T H E D A R K
P R E C U R S O R
International Conference on Deleuze and Artistic Research
DARE 2015 | Orpheus Institute | Ghent | Belgium | 9-11 November 2015
O P E N - A C C E S S R I C H - M E D I A P R O C E E D I N G S
Edited by Paulo de Assis and Paolo Giudici
Erin Manning
Concordia University, Montreal, CA
In the Act: The Shape of Precarity
Day 1, 9 November, De Bijloke Kraakhuis, 11:00–12:00
Thunderbolts explode between different intensities, but they are preceded by an invisible, imperceptible dark precursor, which determines their path in advance but in reverse, as though intagliated.
Gilles Deleuze, Difference and Repetition, London and New York: Continuum, 1994, 119.
The problem is determined by singular points which correspond to series, but the question, by an aleatory point which corresponds to an empty square on the mobile element.
Gilles Deleuze, The Logic of Sense. New York: Columbia University Press, 1990, 56.
The possible implies becoming—the passage from one to the other takes place in the infra-thin.
Marcel Duchamp, Notes. Edited and translated by Paul Matisse. Boston: G. K. Hall, 1983, 22.
In this paper, I will explore the force of seriality of the “infrathin,” a concept brought forth by Marcel Duchamp, in light of the notions of both the dark precursor and the aleatory point. Considering the complex durations at the heart of activist practice (from the emergency of the moment to the deadlock of burnout and depression), I will inquire into the ways in which an ethico-aesthetic practice can reorient the thought of the political at the heart of the act.
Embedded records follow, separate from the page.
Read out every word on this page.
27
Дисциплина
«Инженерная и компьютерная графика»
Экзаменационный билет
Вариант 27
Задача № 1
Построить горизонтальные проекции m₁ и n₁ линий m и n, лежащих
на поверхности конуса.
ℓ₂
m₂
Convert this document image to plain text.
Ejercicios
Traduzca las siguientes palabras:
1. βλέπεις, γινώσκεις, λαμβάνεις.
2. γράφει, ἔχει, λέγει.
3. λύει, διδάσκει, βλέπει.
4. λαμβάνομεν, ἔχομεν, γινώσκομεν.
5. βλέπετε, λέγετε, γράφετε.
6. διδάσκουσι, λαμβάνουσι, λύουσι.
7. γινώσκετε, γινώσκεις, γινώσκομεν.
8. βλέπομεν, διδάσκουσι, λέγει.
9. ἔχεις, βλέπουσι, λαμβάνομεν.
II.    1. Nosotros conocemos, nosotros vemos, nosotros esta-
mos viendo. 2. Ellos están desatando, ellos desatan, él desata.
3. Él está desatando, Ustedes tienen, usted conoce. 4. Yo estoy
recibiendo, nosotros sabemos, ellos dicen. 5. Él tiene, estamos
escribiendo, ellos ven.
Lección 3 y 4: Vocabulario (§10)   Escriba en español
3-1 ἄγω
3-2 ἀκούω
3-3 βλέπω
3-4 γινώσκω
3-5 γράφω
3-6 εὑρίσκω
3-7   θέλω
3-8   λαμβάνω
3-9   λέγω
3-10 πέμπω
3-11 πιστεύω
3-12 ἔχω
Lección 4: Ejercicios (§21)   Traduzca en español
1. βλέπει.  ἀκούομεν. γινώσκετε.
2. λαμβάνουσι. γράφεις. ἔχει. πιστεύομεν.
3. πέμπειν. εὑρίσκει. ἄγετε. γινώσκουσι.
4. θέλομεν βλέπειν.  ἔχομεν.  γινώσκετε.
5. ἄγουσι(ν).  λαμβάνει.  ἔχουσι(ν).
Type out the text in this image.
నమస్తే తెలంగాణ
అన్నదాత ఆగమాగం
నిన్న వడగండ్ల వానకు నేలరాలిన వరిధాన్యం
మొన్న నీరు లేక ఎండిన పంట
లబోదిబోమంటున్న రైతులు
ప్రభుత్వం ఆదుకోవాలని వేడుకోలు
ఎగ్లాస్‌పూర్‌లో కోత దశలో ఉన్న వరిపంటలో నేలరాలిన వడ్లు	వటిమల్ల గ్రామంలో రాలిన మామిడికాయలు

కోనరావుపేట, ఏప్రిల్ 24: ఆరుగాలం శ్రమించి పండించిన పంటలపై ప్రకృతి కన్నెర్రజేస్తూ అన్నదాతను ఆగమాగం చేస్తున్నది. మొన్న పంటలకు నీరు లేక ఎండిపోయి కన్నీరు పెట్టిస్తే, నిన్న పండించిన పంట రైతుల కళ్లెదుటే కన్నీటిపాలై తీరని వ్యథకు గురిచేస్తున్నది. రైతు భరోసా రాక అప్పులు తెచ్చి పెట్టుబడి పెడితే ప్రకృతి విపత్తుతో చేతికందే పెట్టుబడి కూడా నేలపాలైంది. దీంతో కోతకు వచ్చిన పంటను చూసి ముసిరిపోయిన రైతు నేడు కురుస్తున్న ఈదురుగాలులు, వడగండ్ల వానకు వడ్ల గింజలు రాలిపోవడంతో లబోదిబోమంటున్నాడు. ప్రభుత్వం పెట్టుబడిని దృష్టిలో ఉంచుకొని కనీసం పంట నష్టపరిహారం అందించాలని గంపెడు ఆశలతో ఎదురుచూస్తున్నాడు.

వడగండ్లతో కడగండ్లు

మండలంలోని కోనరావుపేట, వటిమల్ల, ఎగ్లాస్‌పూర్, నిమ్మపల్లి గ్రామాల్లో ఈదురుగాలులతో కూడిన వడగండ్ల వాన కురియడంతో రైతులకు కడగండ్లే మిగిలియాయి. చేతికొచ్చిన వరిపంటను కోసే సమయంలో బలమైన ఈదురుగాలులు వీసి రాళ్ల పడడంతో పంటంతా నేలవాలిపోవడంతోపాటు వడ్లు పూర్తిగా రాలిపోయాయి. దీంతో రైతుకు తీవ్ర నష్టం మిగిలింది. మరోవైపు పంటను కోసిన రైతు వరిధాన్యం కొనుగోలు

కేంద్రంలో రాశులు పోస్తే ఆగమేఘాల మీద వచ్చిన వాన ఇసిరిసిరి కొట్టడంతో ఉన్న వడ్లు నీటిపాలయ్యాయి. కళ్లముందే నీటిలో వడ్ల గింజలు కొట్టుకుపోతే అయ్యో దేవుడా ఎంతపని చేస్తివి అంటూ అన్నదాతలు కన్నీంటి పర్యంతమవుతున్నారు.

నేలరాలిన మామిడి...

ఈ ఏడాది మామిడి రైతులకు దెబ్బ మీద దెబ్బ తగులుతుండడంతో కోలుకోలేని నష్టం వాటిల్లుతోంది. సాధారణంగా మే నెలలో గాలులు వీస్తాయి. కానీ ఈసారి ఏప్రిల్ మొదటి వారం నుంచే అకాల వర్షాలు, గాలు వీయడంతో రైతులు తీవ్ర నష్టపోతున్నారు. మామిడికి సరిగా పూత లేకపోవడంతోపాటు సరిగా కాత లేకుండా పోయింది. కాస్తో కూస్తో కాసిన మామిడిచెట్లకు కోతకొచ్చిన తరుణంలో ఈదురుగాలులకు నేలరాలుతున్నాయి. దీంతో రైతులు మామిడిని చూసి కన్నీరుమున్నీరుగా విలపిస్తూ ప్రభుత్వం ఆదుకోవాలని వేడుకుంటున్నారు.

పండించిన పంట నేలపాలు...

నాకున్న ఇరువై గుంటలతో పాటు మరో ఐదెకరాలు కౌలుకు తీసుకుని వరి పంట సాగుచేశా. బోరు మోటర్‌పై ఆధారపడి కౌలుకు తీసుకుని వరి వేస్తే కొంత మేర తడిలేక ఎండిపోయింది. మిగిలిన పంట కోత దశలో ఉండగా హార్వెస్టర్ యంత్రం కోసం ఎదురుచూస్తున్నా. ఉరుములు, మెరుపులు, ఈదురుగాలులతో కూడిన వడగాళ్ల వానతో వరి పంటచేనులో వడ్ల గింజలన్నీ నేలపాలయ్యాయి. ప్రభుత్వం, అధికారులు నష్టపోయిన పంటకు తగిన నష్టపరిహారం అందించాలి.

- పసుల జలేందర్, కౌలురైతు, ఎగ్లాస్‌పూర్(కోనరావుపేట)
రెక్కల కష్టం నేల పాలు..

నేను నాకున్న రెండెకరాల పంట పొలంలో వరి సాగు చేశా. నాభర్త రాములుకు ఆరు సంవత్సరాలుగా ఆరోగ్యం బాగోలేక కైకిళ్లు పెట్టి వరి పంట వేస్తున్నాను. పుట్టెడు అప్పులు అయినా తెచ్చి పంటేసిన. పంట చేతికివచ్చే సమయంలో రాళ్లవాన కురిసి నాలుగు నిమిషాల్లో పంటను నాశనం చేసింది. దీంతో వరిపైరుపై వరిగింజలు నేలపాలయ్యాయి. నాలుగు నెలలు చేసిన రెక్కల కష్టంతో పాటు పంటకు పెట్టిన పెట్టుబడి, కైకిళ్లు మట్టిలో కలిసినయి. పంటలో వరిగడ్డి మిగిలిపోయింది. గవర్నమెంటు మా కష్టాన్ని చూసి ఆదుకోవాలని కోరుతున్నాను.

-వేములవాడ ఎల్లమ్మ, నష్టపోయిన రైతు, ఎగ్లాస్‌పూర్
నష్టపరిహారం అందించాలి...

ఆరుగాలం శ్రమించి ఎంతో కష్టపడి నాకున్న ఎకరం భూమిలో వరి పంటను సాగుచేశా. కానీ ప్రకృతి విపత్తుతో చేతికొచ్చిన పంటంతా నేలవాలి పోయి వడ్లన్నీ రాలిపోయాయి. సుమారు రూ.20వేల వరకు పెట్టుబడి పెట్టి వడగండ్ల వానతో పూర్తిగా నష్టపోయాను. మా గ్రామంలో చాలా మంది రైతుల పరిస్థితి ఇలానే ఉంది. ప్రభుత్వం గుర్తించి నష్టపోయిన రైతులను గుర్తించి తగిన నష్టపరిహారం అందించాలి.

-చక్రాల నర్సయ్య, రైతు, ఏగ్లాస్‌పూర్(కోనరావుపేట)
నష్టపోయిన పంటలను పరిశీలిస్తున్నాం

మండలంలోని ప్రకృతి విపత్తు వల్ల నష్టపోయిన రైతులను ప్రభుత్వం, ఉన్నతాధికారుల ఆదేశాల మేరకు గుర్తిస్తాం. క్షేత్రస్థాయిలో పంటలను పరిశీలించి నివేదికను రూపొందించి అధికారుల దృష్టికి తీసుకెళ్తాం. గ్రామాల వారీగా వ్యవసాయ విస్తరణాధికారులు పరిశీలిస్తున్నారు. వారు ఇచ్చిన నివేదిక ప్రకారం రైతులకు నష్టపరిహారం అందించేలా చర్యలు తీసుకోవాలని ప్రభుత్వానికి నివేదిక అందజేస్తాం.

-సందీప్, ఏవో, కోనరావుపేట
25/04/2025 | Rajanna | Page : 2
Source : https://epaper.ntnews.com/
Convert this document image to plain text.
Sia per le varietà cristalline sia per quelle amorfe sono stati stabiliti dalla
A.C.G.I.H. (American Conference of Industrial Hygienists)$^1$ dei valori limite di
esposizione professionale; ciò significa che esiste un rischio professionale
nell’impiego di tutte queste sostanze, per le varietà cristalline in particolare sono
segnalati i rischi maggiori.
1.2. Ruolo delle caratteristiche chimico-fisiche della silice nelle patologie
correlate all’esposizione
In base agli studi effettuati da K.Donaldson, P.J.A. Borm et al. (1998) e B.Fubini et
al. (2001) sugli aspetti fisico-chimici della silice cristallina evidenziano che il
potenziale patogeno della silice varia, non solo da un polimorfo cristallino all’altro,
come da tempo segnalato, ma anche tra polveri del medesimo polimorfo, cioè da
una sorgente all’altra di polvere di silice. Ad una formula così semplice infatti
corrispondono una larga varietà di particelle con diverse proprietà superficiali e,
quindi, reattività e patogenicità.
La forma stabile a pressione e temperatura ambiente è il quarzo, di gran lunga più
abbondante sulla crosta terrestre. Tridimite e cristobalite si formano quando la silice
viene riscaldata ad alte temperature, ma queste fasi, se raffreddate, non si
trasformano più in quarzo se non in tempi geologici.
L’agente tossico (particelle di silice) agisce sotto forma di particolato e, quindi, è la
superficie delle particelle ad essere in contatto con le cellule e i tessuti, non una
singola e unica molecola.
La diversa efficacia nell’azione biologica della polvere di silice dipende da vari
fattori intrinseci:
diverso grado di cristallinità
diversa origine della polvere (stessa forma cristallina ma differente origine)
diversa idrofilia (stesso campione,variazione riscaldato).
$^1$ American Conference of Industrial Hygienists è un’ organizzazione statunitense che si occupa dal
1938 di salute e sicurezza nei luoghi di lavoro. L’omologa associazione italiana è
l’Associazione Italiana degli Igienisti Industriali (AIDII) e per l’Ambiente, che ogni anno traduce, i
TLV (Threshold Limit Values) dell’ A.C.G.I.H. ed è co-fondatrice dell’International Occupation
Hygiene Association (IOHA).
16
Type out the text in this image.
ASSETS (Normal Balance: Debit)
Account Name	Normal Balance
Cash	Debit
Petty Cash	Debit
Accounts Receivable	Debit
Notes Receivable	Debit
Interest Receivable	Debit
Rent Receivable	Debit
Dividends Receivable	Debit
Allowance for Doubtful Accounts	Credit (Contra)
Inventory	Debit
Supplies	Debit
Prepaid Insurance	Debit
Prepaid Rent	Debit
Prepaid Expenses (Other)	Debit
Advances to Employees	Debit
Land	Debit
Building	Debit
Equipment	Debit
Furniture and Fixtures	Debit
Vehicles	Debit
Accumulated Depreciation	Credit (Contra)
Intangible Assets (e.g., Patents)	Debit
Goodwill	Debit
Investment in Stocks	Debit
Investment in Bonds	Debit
Erin Manning holds a University Research Chair in Relational Art and Philosophy in the Faculty of Fine Arts at Concordia University (Montreal, Canada). She is also the director of the SenseLab, a laboratory that explores the intersections between art practice and philosophy through the matrix of the sensing body in movement. Her current art practice is centred on large-scale participatory installations that facilitate emergent collectivities. Current art projects are focused around the concept of minor gestures in relation to colour, movement, and participation. Publications include Always More Than One: Individuation’s Dance (Duke UP, 2013), Relationscapes: Movement, Art, Philosophy (Cambridge, MA.: MIT Press, 2009), and, with Brian Massumi, Thought in the Act: Passages in the Ecology of Experience (Minnesota UP, 2014). Forthcoming book projects include a translation of Fernand Deligny’s Les détours de l’agir ou le moindre geste (Duke UP) and a monograph entitled The Minor Gesture (Duke UP).